隠居たるもの、慣れない土地で滲み出る「未踏の度量」を持っていたい。とりわけ海の向こうを旅すると、ドメスティックな「おごり」はいともたやすく崩壊する。2017年5月のヴェネツィアでの1週間について、すでにこの徒然なる省察に記しているが、水の都から急行列車に揺られること片道2時間、一泊二日の小旅行で、実はフィレンツェにも足を伸ばしていたのだ。今朝、つけっぱなしのTVに映る彼の地を目にし、つれあいと二人だけで赴いた34時間を想い出した。
「自由でいたいんだよ」
インターネットで予約され決済も済んでいることを記すホームページをブリントアウトしたA4の普通紙、それが切符。ヴェネツィア・サンタ・ルチア駅にもフィレンツェ・サンタ・マリア・ノヴェッラ駅にも改札はなく、目的の列車を探して勝手に乗り込んで、動き出したらやって来る車掌にそれを見せる。エンポリオアルマーニのド派手なメガネをかけた髭面の車掌に度肝を抜かれ、つれあいと笑いを噛み殺しながら旅情にひたる。
Buca Mario dal 1886
Bucaとは「穴ぐら」という意だそうだ。ガイドブックで調べると、路地に面した階段を下る半地下のような店構えで、トスカーナの伝統的な料理が味わえる店だという。ホテルからも近い。せっかくフィレンツェで1回だけの夕食だもの、こんなレストランで土地のものを食べてみたい。しかし、フォーリンランゲージが心もとない私たちには予約する度胸がない。飛び込んでみたら、幸いにも1卓だけ空いていた。
I am same, peace.
ワイン担当のウェイターがやって来て、リストを渡された。わかるような振りして、適当そうなものを指し「This one, please」と微笑みかける。すると彼は、
「No,No,No」と右手人差し指を左右に振る。
さては、アジアから来た観光客に高いワインを押しつけようという魂胆だな。諍う気力もないから、適当にやり過ごそうといくらか高いものを選び直して、「This one, please」と再び微笑みかける。
「No,No,No」と、またしても右手人差し指を左右に振る。
もっと高価なものにしろというのか、この野郎なめやがって…。ワインリストを彼に渡し、「Which one is it?」と訊いてみる。彼は、私が最初に指差したのと同じような値段のトスカーナのワインを示し、「これにしたらどうだ」と勧めてくれた。「この土地のものだし、熟成されてて、こっちの方がいいぜ」ということだった。美味しかった。いい人だ。
フィレンツェといえば肉なんだそうだ。
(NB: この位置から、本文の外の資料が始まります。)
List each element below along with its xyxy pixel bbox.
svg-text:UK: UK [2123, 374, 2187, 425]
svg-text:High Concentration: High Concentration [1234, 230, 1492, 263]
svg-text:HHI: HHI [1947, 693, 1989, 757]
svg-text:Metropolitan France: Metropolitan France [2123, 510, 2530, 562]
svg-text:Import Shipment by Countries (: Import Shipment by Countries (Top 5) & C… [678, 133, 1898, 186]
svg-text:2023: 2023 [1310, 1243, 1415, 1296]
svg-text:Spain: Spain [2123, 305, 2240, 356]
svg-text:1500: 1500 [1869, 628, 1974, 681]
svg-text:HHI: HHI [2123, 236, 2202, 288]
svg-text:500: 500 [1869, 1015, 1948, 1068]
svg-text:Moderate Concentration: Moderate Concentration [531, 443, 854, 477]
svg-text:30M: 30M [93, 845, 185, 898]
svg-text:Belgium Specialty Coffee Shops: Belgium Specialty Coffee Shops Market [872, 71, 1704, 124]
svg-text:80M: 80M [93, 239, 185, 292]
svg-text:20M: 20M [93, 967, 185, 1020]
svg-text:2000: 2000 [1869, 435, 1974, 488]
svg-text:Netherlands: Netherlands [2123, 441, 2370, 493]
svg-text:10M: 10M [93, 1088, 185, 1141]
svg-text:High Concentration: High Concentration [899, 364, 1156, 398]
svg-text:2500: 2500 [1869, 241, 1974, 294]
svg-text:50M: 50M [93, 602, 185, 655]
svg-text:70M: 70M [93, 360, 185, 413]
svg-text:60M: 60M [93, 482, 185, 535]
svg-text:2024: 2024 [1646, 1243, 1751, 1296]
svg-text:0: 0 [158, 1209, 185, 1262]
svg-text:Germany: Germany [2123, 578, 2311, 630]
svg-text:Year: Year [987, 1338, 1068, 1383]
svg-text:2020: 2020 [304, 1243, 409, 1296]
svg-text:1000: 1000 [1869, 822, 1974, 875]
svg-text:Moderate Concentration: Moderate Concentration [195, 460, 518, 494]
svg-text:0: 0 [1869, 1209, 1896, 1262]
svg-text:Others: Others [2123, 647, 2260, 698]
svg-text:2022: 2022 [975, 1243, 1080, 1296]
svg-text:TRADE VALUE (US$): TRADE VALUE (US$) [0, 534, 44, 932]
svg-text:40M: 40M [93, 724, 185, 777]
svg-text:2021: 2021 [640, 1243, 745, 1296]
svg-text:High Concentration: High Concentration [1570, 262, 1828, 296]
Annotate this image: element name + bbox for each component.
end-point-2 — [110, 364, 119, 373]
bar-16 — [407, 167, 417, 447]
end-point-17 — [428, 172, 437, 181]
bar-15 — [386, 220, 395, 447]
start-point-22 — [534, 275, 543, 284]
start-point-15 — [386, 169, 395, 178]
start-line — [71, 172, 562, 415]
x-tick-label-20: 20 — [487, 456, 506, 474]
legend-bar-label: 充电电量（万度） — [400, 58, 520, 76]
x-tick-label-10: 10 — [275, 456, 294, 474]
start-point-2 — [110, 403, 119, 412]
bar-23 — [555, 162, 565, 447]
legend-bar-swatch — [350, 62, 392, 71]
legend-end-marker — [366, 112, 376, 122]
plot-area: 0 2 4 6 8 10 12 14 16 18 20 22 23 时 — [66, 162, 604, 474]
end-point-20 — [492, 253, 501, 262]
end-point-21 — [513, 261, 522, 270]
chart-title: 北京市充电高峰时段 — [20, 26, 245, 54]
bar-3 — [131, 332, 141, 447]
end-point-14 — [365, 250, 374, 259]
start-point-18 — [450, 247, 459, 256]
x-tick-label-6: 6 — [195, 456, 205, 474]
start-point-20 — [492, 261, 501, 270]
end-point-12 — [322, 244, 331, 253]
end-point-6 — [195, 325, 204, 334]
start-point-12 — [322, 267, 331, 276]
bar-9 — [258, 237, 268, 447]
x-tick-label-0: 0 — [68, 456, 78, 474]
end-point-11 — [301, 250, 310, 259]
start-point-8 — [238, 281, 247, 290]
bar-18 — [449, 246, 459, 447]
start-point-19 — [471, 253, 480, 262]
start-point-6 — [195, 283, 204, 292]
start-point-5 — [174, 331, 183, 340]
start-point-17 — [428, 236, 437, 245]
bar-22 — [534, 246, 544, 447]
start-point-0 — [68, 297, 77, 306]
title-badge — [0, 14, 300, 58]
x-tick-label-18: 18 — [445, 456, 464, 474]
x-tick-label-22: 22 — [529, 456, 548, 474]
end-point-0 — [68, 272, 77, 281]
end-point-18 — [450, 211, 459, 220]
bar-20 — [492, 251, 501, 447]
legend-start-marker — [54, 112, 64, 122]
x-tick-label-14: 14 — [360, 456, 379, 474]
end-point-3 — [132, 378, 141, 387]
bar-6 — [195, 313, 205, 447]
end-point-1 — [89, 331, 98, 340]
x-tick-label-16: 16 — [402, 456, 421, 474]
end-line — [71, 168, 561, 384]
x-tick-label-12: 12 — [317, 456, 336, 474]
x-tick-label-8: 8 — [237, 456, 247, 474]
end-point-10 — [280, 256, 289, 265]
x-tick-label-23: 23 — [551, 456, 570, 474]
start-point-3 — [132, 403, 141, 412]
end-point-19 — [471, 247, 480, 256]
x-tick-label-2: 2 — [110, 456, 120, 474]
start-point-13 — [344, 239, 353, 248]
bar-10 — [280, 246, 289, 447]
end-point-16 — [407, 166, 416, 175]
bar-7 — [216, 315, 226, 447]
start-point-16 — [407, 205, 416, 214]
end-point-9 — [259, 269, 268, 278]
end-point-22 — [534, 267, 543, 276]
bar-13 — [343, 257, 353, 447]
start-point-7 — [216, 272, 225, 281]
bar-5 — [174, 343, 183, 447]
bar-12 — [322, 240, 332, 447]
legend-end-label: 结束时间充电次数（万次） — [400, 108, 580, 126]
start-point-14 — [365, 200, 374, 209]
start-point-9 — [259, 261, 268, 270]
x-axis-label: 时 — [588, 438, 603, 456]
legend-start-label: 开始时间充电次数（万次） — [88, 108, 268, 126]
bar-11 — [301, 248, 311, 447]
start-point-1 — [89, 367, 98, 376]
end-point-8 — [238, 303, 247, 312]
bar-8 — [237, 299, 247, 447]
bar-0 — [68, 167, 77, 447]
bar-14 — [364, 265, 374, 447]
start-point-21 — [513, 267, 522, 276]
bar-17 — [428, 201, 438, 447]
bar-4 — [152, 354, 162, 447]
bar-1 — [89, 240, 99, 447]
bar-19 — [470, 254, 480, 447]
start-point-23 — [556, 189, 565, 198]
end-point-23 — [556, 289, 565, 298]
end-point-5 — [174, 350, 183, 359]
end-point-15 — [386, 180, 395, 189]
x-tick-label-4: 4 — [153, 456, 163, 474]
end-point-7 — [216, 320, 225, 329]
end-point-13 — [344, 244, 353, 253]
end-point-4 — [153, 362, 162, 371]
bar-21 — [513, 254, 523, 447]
季節だったポルチーニ茸と、名物とされているトリッパ、ビステッカ(牛の炭火焼)を注文する。美味しいに決まってる。料理担当のウェイターは加藤茶のような愛嬌あるおじさんだった。食べ終えて、すっかり満ち足りた私たちのテーブルに、「デザートはどうだ?」とまたやって来る。
「Which is boss?」
コーヒーを給仕しながら、加トちゃんはニコニコしながら訊いてきた。少しおどけて私は答える。
「Of course, My wife.」
加トちゃんは満面の笑みでウインクした。
「I am same, Peace.」
「うちもそうだよ。その方が円満でいいよな。」ってわけだ。この店の人たちは、みんな誇り高く働いている一方で、とても人間味にあふれていた。
ミケランジェロとダ・ヴィンチとボッティチェッリ
メディチ家と芸術家の威光に満ちたルネッサンスの震源地。この旅を前にして、ダンテ「神曲」も今度こそと最後まで読み通した。おびただしい数の実物を前にして、感嘆の言葉しか出ない。素人の私がくどくど言うべきことでもない。ただ、こんな都が他にないのは確かで、フィレンツェを軸にもう一度イタリア旅行をしたいと思っている。その時も、あの車掌に検札して欲しい。その日に備えて、Eテレ「旅するイタリア語」を毎週欠かさずに見ているんだ。
ドメスティックな「おごり」で世界を不安定にする愚か者ばかりの今日、あの笑顔が忘れられない。私だってあなたと同じだ、そこに立ち返れば、とりあえずは平和なのに。ああ、もうすぐ隠居の身。I am same, Peace.